Néanmoins, ces déclarations signifient, à mon avis, quelque chose d'infiniment plus ambitieux: elles sont ou elles tâchent d'être le point de départ, la source d'une ère nouvelle, quelque chose, enfin, comme un germe d'une richesse vitale extraordinaire dans lequel un avenir de siècles serait enfermé, de la même façon que des forêts entières se trouvent enfermées dans un simple gland.
Ces déclarations représentent donc pour beaucoup d'esprits une lumière dans les ténèbres, un espoir dans l'infortune.
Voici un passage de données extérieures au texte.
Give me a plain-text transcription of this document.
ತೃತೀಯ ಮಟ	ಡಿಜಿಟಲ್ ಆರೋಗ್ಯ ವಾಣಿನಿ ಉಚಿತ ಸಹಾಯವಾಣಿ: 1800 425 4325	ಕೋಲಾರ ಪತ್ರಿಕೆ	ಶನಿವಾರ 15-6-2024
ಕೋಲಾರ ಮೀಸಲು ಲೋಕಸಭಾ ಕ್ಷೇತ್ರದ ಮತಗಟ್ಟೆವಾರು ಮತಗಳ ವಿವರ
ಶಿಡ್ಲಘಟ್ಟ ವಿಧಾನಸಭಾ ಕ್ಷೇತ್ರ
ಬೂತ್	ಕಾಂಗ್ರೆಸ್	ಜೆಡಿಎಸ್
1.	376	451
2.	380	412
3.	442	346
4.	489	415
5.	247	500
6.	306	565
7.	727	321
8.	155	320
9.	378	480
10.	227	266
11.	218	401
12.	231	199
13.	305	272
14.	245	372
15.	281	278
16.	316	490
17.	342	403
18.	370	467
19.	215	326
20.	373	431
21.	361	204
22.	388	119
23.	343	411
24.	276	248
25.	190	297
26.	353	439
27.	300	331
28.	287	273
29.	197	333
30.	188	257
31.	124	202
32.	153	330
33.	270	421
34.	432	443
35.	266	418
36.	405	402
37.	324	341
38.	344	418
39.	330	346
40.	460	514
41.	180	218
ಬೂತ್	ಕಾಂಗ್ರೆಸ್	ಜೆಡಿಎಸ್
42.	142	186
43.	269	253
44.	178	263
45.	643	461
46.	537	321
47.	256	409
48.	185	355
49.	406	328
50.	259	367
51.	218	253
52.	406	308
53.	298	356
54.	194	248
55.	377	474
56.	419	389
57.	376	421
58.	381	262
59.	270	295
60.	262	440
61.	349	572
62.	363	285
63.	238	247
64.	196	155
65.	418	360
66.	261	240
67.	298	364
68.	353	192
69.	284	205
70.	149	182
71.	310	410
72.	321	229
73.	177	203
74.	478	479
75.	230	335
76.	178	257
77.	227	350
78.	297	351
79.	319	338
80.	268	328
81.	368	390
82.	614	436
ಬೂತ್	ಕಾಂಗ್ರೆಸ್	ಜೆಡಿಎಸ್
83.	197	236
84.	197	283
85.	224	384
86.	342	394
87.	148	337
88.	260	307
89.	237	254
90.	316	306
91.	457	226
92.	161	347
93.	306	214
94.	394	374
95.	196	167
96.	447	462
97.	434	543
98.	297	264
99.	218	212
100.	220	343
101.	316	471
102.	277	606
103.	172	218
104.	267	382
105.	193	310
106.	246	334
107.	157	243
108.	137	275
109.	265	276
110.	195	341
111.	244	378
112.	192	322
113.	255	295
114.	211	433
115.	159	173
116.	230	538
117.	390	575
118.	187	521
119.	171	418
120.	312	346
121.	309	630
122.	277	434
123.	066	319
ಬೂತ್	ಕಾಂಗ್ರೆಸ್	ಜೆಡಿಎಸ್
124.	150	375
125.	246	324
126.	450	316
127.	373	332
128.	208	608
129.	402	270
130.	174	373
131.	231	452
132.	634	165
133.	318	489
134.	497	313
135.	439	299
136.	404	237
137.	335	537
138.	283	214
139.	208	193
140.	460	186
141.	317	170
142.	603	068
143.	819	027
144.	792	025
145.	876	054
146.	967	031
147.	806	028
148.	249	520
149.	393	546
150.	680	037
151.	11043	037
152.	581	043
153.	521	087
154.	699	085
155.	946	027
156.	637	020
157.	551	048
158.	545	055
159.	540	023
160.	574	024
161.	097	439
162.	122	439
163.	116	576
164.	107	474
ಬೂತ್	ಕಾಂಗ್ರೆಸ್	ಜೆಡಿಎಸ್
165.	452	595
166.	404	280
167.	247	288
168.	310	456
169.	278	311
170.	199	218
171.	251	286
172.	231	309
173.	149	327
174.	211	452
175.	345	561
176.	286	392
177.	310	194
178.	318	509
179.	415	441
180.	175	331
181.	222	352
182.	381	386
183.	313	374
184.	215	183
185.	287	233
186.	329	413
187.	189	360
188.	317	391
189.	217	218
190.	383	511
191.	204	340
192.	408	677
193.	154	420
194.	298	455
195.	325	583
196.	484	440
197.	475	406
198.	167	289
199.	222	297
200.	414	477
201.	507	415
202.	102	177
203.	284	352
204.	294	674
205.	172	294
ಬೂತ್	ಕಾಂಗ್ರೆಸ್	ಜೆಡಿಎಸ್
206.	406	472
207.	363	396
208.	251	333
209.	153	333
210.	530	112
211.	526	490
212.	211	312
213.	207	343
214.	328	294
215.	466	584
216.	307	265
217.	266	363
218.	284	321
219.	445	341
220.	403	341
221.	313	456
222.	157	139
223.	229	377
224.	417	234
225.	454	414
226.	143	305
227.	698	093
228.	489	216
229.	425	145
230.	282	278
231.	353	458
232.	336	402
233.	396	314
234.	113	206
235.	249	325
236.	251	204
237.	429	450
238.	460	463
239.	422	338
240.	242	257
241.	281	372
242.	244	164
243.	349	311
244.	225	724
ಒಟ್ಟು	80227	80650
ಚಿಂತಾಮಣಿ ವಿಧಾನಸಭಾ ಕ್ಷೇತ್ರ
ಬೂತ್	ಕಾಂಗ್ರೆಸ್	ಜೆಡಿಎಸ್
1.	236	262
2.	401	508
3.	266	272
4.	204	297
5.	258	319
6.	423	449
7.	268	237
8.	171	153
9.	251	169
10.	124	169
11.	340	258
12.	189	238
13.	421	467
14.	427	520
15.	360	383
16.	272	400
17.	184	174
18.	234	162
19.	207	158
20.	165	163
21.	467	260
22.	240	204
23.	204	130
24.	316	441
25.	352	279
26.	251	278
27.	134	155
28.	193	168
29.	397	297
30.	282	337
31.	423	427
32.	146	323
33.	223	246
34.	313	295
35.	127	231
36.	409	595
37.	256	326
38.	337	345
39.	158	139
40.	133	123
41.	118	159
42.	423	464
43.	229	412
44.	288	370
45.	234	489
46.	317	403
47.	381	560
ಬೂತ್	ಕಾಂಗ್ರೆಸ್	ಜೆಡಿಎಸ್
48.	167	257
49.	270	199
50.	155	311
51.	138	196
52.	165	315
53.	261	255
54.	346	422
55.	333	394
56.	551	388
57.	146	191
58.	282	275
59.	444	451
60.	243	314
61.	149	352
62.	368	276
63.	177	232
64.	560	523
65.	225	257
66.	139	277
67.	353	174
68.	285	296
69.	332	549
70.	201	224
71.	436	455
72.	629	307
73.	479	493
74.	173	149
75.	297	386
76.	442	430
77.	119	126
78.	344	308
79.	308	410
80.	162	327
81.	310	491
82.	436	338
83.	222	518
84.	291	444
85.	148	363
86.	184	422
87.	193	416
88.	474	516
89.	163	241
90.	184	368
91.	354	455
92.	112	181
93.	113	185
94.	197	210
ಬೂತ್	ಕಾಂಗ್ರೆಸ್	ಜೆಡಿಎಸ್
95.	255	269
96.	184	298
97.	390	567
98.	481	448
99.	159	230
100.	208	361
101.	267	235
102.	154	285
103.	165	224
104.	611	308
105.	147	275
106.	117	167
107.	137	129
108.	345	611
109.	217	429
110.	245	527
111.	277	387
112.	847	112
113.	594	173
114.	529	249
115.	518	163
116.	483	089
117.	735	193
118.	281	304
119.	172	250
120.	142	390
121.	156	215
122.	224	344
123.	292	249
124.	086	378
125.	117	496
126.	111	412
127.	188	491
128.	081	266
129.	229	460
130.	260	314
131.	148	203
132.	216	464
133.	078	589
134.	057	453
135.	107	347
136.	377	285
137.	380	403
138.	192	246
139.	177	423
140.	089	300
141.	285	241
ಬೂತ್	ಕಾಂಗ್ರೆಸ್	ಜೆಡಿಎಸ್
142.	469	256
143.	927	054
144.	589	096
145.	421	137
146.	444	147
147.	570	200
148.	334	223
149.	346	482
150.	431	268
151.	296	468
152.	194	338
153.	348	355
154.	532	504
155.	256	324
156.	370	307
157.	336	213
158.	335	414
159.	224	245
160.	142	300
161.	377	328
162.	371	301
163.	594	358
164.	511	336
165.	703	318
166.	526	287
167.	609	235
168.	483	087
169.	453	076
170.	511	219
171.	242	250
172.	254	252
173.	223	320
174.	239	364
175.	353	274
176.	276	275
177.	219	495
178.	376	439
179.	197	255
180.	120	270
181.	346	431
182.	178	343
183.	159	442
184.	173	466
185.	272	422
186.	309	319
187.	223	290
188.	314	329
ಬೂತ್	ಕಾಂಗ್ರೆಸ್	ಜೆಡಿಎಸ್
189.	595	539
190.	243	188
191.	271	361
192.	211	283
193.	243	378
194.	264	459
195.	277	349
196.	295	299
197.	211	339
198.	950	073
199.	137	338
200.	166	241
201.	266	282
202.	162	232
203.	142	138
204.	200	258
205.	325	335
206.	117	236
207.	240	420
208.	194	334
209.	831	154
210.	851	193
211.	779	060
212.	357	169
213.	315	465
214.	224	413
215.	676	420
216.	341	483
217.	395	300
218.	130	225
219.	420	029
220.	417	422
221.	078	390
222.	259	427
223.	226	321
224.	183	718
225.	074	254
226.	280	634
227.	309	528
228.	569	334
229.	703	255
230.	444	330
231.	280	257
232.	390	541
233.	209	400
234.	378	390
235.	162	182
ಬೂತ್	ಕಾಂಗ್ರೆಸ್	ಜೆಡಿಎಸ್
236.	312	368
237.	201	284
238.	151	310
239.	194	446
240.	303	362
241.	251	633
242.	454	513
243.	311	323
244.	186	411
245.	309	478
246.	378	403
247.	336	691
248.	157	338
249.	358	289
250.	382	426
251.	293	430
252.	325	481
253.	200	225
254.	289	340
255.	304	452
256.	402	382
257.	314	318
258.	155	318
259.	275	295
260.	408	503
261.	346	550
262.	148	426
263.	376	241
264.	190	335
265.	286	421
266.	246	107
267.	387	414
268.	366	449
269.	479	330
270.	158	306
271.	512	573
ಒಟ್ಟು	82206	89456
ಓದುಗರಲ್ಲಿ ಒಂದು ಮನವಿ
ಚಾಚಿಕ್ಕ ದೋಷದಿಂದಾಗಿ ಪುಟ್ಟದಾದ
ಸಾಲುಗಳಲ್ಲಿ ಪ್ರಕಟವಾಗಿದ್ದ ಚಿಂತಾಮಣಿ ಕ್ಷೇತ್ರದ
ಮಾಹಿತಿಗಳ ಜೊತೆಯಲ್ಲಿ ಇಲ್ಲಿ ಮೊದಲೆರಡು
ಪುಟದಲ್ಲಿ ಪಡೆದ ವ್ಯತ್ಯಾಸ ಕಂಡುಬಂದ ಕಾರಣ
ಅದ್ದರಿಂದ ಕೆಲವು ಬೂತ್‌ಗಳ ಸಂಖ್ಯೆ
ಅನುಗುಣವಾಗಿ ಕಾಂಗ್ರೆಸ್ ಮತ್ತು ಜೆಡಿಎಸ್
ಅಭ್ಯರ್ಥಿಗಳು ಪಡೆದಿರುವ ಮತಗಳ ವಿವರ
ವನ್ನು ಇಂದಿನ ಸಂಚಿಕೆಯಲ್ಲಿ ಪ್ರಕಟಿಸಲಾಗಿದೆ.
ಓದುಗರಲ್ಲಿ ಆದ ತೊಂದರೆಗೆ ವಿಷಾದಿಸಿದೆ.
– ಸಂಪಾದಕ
Mais jusqu'à quel point cet espoir a-t-il un fondement réel?
Jusqu'à quel point, au contraire, tout ce courant en faveur de la personne et ces mêmes déclarations solennelles ne se réduisent-elles pas à un nouveau mirage, à une nouvelle illusion qui doit conduire l'humanité à un nouvel échec?
Au fond, c'est tout le problème du monde moderne qui se poserait ici. Il s'agit donc de savoir dans quelle mesure la prise de conscience personnaliste représente un accroissement réel des valeurs humaines et dans quelle mesure, au contraire, elle trouve ses racines dans le «non serviam», le cri éternel de révolte et d'indépendance de la créature contre le Créateur.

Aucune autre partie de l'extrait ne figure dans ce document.